Vestido com um terno roxo, Mangione sentou-se calmamente à mesa da defesa até sair no final do julgamento.

A seleção do júri no caso federal está marcada para 8 de setembro, seguida de declarações de abertura e depoimentos em 13 de outubro.

À medida que o calendário do julgamento começava a tomar forma, o promotor público Joel Seidemann enviou uma carta a Carro pedindo-lhe que iniciasse o julgamento em Nova York em 1º de julho. Os promotores argumentaram que os interesses do estado seriam “injustificadamente prejudicados pelo atraso desnecessário” até o julgamento federal.

Quando Mangione foi preso, os promotores federais disseram que esperavam que os tribunais estaduais agissem primeiro.

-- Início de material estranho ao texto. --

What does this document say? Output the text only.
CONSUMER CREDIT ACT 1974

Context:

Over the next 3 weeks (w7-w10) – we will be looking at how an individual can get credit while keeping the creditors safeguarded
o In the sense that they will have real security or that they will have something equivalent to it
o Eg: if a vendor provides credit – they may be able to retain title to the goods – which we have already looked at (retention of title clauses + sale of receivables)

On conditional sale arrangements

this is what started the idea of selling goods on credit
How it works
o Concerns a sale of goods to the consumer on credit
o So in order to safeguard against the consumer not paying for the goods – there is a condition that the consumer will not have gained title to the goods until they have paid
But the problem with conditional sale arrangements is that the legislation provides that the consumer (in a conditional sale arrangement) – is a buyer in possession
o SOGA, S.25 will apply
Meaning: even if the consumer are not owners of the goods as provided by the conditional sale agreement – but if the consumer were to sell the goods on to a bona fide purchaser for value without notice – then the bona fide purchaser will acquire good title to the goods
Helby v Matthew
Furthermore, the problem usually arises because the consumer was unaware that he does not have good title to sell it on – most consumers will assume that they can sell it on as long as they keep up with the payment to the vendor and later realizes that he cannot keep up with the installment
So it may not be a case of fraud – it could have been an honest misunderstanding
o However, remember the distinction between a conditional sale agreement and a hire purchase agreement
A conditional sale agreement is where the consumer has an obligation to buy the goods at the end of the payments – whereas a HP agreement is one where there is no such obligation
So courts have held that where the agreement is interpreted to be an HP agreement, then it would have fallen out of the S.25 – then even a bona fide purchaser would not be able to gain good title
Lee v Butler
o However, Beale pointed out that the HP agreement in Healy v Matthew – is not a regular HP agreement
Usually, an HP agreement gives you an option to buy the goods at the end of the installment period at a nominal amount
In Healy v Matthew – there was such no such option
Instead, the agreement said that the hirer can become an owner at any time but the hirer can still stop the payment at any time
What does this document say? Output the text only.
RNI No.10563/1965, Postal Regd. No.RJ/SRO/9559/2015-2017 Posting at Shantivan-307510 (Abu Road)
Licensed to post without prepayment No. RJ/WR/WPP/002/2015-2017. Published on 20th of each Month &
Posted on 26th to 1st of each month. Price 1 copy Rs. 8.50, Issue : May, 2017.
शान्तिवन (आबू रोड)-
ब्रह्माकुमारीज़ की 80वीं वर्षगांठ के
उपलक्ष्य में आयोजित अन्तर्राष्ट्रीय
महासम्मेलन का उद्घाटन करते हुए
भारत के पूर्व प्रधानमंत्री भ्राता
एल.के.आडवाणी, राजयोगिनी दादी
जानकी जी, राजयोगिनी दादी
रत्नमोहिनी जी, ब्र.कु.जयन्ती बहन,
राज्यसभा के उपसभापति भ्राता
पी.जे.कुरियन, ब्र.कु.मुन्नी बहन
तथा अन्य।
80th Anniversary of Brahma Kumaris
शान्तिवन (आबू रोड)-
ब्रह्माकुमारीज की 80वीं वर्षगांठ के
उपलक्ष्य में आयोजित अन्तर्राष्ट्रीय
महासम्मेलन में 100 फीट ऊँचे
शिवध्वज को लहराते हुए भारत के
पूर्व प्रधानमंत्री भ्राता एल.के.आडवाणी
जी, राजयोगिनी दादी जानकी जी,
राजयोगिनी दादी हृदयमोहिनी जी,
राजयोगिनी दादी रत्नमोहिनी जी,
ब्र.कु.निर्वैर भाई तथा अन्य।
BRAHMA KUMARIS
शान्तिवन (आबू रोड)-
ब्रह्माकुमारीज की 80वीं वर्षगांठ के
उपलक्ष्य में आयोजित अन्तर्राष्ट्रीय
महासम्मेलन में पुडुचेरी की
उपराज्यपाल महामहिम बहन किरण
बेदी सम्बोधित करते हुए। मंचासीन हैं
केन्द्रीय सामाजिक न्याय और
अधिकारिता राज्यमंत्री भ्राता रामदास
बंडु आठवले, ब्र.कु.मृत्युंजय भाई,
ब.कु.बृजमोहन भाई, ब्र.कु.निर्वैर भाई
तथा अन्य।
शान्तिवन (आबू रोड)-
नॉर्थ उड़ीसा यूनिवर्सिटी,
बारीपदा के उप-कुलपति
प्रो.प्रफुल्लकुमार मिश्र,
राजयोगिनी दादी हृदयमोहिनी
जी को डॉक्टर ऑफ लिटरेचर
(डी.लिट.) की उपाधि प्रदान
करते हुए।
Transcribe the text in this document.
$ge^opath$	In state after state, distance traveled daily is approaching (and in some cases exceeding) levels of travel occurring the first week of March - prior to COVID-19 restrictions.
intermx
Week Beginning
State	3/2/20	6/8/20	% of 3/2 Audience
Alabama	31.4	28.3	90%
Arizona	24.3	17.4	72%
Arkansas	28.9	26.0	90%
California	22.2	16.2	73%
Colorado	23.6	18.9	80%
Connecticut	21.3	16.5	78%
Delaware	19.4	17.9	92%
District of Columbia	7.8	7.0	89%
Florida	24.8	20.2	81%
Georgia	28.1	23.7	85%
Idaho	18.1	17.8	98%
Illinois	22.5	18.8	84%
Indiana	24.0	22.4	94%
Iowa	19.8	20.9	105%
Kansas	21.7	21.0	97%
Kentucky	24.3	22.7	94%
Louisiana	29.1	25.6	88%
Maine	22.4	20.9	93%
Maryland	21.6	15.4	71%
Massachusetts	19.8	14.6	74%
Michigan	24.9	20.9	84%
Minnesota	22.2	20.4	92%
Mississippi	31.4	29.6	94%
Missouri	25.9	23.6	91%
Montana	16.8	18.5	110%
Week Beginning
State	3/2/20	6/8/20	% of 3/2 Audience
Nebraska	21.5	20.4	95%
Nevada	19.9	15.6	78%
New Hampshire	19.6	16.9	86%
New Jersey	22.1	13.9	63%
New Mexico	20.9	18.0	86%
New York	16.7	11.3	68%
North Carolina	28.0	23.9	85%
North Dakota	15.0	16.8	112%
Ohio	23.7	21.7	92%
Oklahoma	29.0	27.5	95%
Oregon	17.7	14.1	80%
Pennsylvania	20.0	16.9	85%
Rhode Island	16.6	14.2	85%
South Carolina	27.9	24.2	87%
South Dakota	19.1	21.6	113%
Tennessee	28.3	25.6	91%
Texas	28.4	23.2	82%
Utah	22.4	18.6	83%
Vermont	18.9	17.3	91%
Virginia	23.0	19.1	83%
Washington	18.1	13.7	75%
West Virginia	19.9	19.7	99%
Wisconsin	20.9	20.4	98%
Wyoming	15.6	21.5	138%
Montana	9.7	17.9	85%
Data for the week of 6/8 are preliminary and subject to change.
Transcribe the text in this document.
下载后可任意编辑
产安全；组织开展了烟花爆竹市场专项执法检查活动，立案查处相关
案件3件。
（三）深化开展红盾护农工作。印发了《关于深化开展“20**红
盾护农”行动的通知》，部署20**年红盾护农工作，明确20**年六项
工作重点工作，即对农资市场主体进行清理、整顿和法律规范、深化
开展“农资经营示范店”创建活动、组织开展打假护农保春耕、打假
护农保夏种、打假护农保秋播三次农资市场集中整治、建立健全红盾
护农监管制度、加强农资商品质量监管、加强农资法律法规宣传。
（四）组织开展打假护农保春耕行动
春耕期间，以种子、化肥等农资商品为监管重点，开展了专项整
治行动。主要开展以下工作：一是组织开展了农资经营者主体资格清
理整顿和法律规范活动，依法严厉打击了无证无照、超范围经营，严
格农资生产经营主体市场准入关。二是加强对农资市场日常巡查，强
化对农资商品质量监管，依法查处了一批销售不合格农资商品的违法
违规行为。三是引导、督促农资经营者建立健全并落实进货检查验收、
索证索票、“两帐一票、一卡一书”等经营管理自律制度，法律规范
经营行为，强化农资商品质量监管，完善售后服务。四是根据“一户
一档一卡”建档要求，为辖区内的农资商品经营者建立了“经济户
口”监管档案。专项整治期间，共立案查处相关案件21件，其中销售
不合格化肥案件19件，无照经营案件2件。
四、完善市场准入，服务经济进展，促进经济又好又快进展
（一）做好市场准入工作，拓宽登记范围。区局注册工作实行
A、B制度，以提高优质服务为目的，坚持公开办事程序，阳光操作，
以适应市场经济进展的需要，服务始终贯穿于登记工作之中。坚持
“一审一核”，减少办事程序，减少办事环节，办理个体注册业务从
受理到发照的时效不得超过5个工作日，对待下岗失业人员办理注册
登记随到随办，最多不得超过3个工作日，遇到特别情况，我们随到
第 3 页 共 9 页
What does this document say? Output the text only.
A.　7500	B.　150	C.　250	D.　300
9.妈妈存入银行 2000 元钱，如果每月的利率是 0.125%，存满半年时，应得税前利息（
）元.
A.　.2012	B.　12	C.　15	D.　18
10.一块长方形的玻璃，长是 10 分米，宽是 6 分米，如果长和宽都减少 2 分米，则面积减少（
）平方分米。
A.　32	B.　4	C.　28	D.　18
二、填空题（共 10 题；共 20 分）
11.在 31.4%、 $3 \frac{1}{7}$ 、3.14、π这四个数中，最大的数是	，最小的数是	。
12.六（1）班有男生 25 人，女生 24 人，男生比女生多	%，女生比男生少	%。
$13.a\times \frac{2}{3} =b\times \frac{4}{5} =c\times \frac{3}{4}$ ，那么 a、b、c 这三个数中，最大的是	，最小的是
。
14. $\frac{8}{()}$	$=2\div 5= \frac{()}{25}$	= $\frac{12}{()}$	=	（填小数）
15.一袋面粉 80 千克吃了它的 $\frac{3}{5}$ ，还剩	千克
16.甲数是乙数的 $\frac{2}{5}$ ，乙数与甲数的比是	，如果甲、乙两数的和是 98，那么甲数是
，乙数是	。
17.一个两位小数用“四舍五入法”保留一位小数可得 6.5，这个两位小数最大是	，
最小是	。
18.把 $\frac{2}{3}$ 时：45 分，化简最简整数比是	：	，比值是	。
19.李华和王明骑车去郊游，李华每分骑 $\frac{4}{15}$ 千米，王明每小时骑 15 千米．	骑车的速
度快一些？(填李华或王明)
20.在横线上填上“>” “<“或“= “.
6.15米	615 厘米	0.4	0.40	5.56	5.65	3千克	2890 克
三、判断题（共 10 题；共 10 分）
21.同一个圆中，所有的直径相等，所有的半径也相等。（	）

Seidemann disse a Carro na sexta-feira que a família de Thompson também expressou o desejo de ver o estado ir a julgamento pela primeira vez.

“Parece que o governo federal renegou o seu compromisso de deixar o estado, que fez a maior parte do trabalho neste caso, agir primeiro”, disse Carro na sexta-feira.

Agendar julgamentos estaduais com antecedência poderia ajudar os promotores de Manhattan a evitar possíveis problemas duplos. De acordo com a lei de Nova York, o gabinete do procurador distrital pode ser impedido de julgar Mangione se ocorrer primeiro um julgamento federal.

A dupla imunidade para o estado começa se um júri tiver sido empossado num processo anterior, como um caso federal, ou se esse processo resultar numa confissão de culpa. As acusações nestes casos são diferentes, mas o procedimento descrito é o mesmo.

Mangione não deverá comparecer ao tribunal no caso estadual até maio, quando Carro deverá decidir sobre um pedido da defesa para excluir algumas evidências que os promotores dizem que ligam Mangione ao assassinato.

Os itens incluem uma arma de 9 mm que, segundo os promotores, corresponde à usada para matar Thompson e um caderno que, segundo eles, descrevia seus planos de “falsificar” um executivo de seguro saúde.

Na semana passada, Garnett decidiu que os promotores poderiam usar os itens no julgamento.

Em Setembro, Carro rejeitou as acusações de terrorismo do estado, mas manteve o resto do caso, incluindo uma acusação de homicídio em primeiro grau.

Thompson, 50 anos, morreu em 4 de dezembro de 2024, enquanto caminhava para um hotel no centro de Manhattan para a conferência anual do UnitedHealth Group.

O vídeo de vigilância mostrou um homem armado mascarado atirando nele pelas costas. A polícia disse que “atrasar”, “recusar” e “recusar” foram escritos com marcadores, imitando uma frase usada para descrever como a seguradora não pagará o sinistro.

Mangione, formado pela Universidade da Pensilvânia e oriundo de uma família rica de Maryland, foi preso cinco dias depois em um McDonald’s em Altoona, Pensilvânia, cerca de 370 quilômetros a oeste de Manhattan.

Sisak escreve para a Associated Press.